Today, there are an increasing number of people from a wide variety of ethnic and religious backgrounds who have used the Vision Fast ceremony to mark and aid the transitions in their lives. There are also people who are specifically trained in helping others through this process; they are called wilderness guides, or Vison Fast guides, or wilderness midwives. Their role is to facilitate the ceremony, to guide the faster to the "threshold," and to keep them safe while they fast. For the last ten years my wife and I have worked in this capacity, helping people of all ages and backgrounds to experience this Rite of Passage. The Vision Fast ritual described below is the form of the ritual we generally use.

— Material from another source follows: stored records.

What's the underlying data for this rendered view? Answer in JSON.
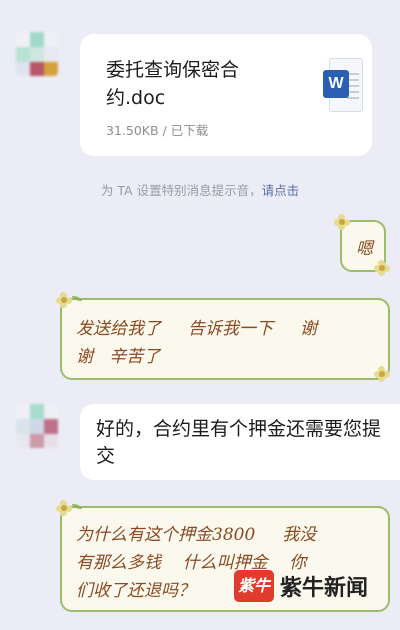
{
  "file_message": {
    "file_name": "委托查询保密合约.doc",
    "file_meta": "31.50KB / 已下载",
    "file_type_icon": "word-doc-icon",
    "icon_letter": "W"
  },
  "system_notice": {
    "text": "为 TA 设置特别消息提示音，",
    "link": "请点击"
  },
  "messages": [
    {
      "text": "嗯"
    },
    {
      "line1": "发送给我了     告诉我一下     谢",
      "line2": "谢   辛苦了"
    },
    {
      "text": "好的，合约里有个押金还需要您提交"
    },
    {
      "line1": "为什么有这个押金3800     我没",
      "line2": "有那么多钱    什么叫押金    你",
      "line3": "们收了还退吗？"
    }
  ],
  "watermark": {
    "logo_text": "紫牛",
    "text": "紫牛新闻"
  }
}
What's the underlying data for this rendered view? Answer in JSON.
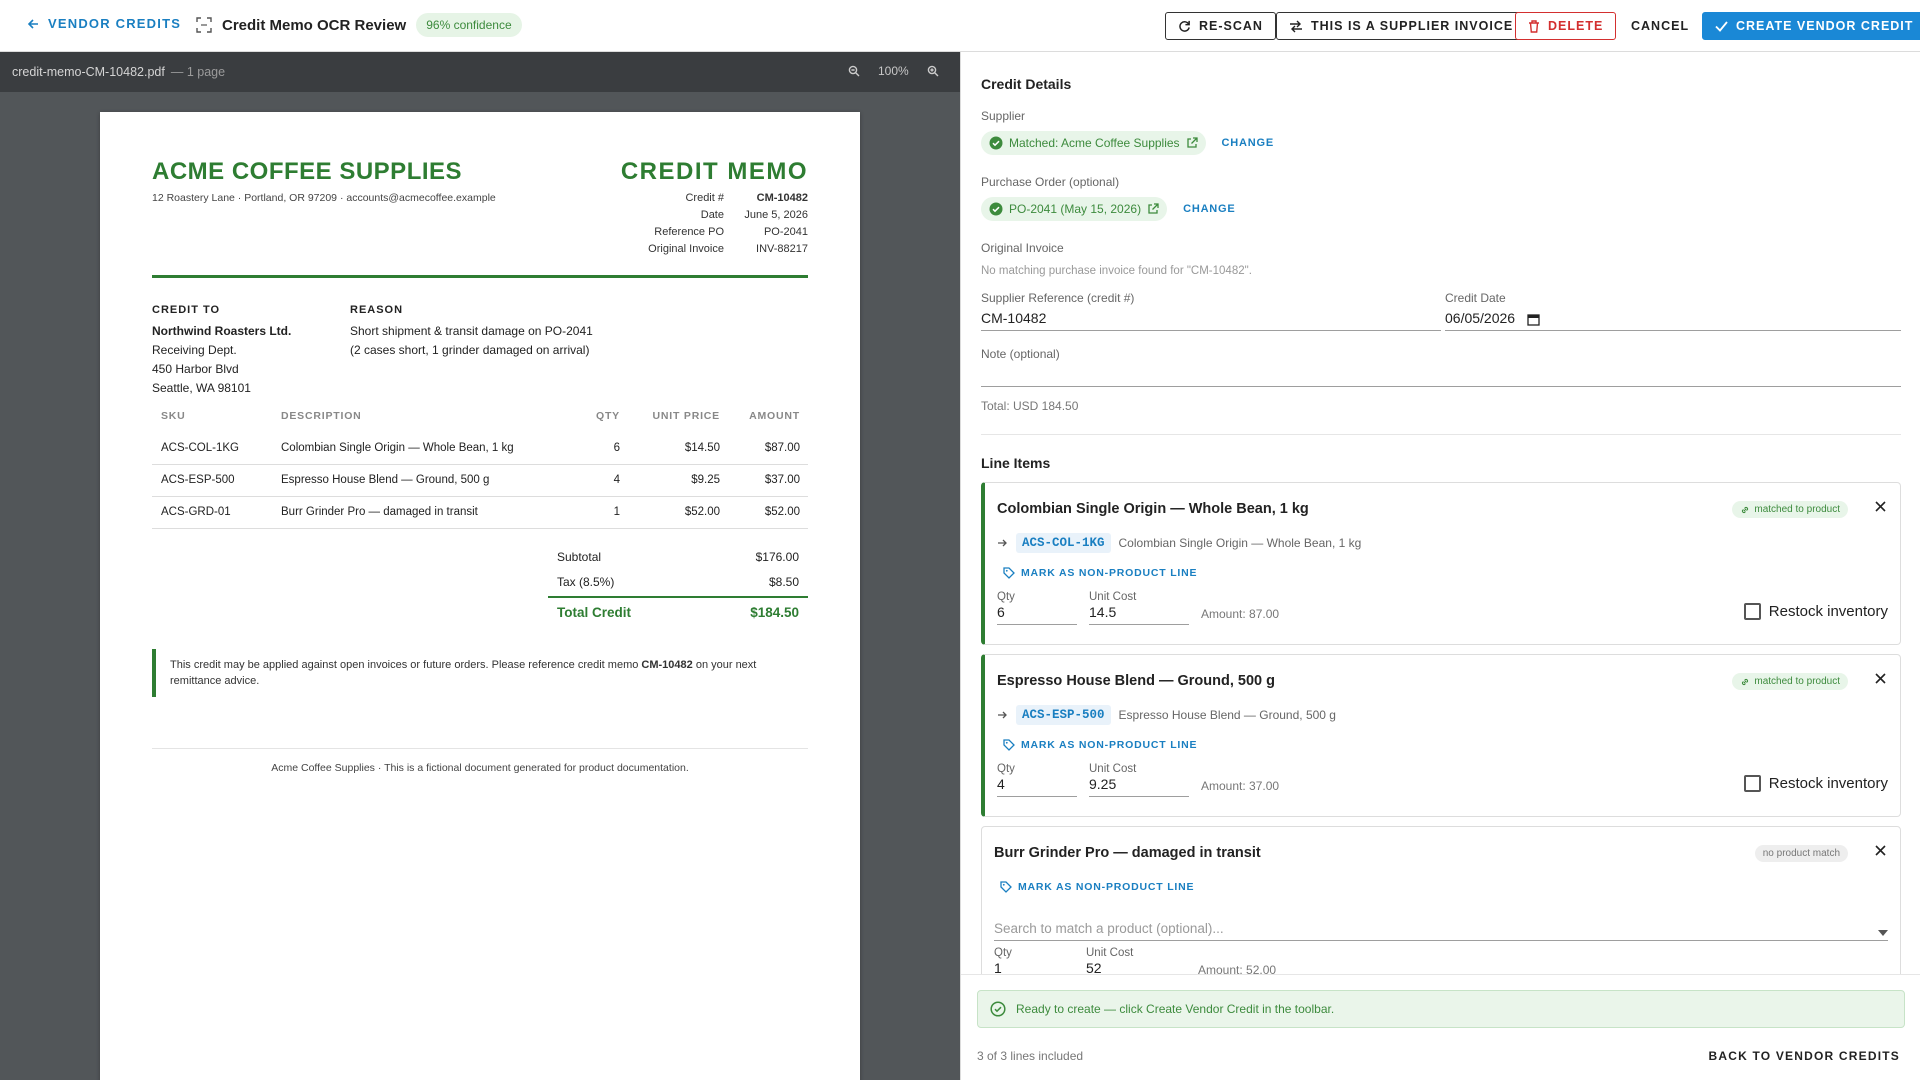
{
  "topbar": {
    "back_label": "VENDOR CREDITS",
    "title": "Credit Memo OCR Review",
    "confidence": "96% confidence",
    "rescan_label": "RE-SCAN",
    "supplier_invoice_label": "THIS IS A SUPPLIER INVOICE",
    "delete_label": "DELETE",
    "cancel_label": "CANCEL",
    "create_label": "CREATE VENDOR CREDIT"
  },
  "viewer": {
    "filename": "credit-memo-CM-10482.pdf",
    "pages": "— 1 page",
    "zoom": "100%"
  },
  "document": {
    "company": "ACME COFFEE SUPPLIES",
    "address": "12 Roastery Lane · Portland, OR 97209 · accounts@acmecoffee.example",
    "doc_title": "CREDIT MEMO",
    "meta": [
      {
        "k": "Credit #",
        "v": "CM-10482"
      },
      {
        "k": "Date",
        "v": "June 5, 2026"
      },
      {
        "k": "Reference PO",
        "v": "PO-2041"
      },
      {
        "k": "Original Invoice",
        "v": "INV-88217"
      }
    ],
    "credit_to_head": "CREDIT TO",
    "credit_to": [
      "Northwind Roasters Ltd.",
      "Receiving Dept.",
      "450 Harbor Blvd",
      "Seattle, WA 98101"
    ],
    "reason_head": "REASON",
    "reason": [
      "Short shipment & transit damage on PO-2041",
      "(2 cases short, 1 grinder damaged on arrival)"
    ],
    "table_headers": [
      "SKU",
      "DESCRIPTION",
      "QTY",
      "UNIT PRICE",
      "AMOUNT"
    ],
    "rows": [
      [
        "ACS-COL-1KG",
        "Colombian Single Origin — Whole Bean, 1 kg",
        "6",
        "$14.50",
        "$87.00"
      ],
      [
        "ACS-ESP-500",
        "Espresso House Blend — Ground, 500 g",
        "4",
        "$9.25",
        "$37.00"
      ],
      [
        "ACS-GRD-01",
        "Burr Grinder Pro — damaged in transit",
        "1",
        "$52.00",
        "$52.00"
      ]
    ],
    "subtotal_label": "Subtotal",
    "subtotal": "$176.00",
    "tax_label": "Tax (8.5%)",
    "tax": "$8.50",
    "total_label": "Total Credit",
    "total": "$184.50",
    "note_pre": "This credit may be applied against open invoices or future orders. Please reference credit memo ",
    "note_bold": "CM-10482",
    "note_post": " on your next remittance advice.",
    "footer": "Acme Coffee Supplies · This is a fictional document generated for product documentation."
  },
  "panel": {
    "details_title": "Credit Details",
    "supplier_label": "Supplier",
    "supplier_value": "Matched: Acme Coffee Supplies",
    "po_label": "Purchase Order (optional)",
    "po_value": "PO-2041 (May 15, 2026)",
    "change_label": "CHANGE",
    "orig_invoice_label": "Original Invoice",
    "orig_invoice_hint": "No matching purchase invoice found for \"CM-10482\".",
    "supplier_ref_label": "Supplier Reference (credit #)",
    "supplier_ref_value": "CM-10482",
    "credit_date_label": "Credit Date",
    "credit_date_value": "06/05/2026",
    "note_label": "Note (optional)",
    "total_text": "Total: USD 184.50",
    "line_items_title": "Line Items",
    "nonproduct_label": "MARK AS NON-PRODUCT LINE",
    "qty_label": "Qty",
    "unit_cost_label": "Unit Cost",
    "restock_label": "Restock inventory",
    "lines": [
      {
        "title": "Colombian Single Origin — Whole Bean, 1 kg",
        "badge": "matched to product",
        "sku": "ACS-COL-1KG",
        "product": "Colombian Single Origin — Whole Bean, 1 kg",
        "qty": "6",
        "unit_cost": "14.5",
        "amount": "Amount: 87.00"
      },
      {
        "title": "Espresso House Blend — Ground, 500 g",
        "badge": "matched to product",
        "sku": "ACS-ESP-500",
        "product": "Espresso House Blend — Ground, 500 g",
        "qty": "4",
        "unit_cost": "9.25",
        "amount": "Amount: 37.00"
      },
      {
        "title": "Burr Grinder Pro — damaged in transit",
        "badge": "no product match",
        "search_placeholder": "Search to match a product (optional)...",
        "qty": "1",
        "unit_cost": "52",
        "amount": "Amount: 52.00"
      }
    ],
    "status": "Ready to create — click Create Vendor Credit in the toolbar.",
    "lines_count": "3 of 3 lines included",
    "back_label": "BACK TO VENDOR CREDITS"
  },
  "colors": {
    "accent": "#1a88d6",
    "green": "#2e7d32",
    "danger": "#d32f2f"
  }
}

This is, of course, not the only form such ceremonies take — the practice has had many variations from culture to culture,century to century, and landscape to landscape. This particular form draws on many of the elements common to Vision Fast practices around the world, adapting them in a way that allows people of different backgrounds and spiritual beliefs to experience the transformative power of the ceremony, and its manifold blessings.
The purpose of the Vision Fast is simple: To confirm one’s vision.
Unlike the Native American Vision Quest, in which the faster typically seeks a vision from Creator, the spirits, or the ancestors, Vision Fasters are not seeking visions or direction from outside themselves. Their purpose is to confirm some new state of being, some new station in life. They are confirming their own vision of themselves, for themselves. This confirmation is witnessed and recognized by others through the process of the ceremony. The act of fasting "makes it so."
People fast to confirm many things. A young man may fast to confirm that he is no longer a boy, but a man. A woman may fast to confirm that she is divorced, that her marriage is over, and that she is now a single individual again. Other people may fast before marriage to confirm their new roles as husband or wife. Some fast to confirm their new status as an elder, a teacher, or a CEO. Some fast to confirm their intent to die, perhaps to follow a loved one into the next world.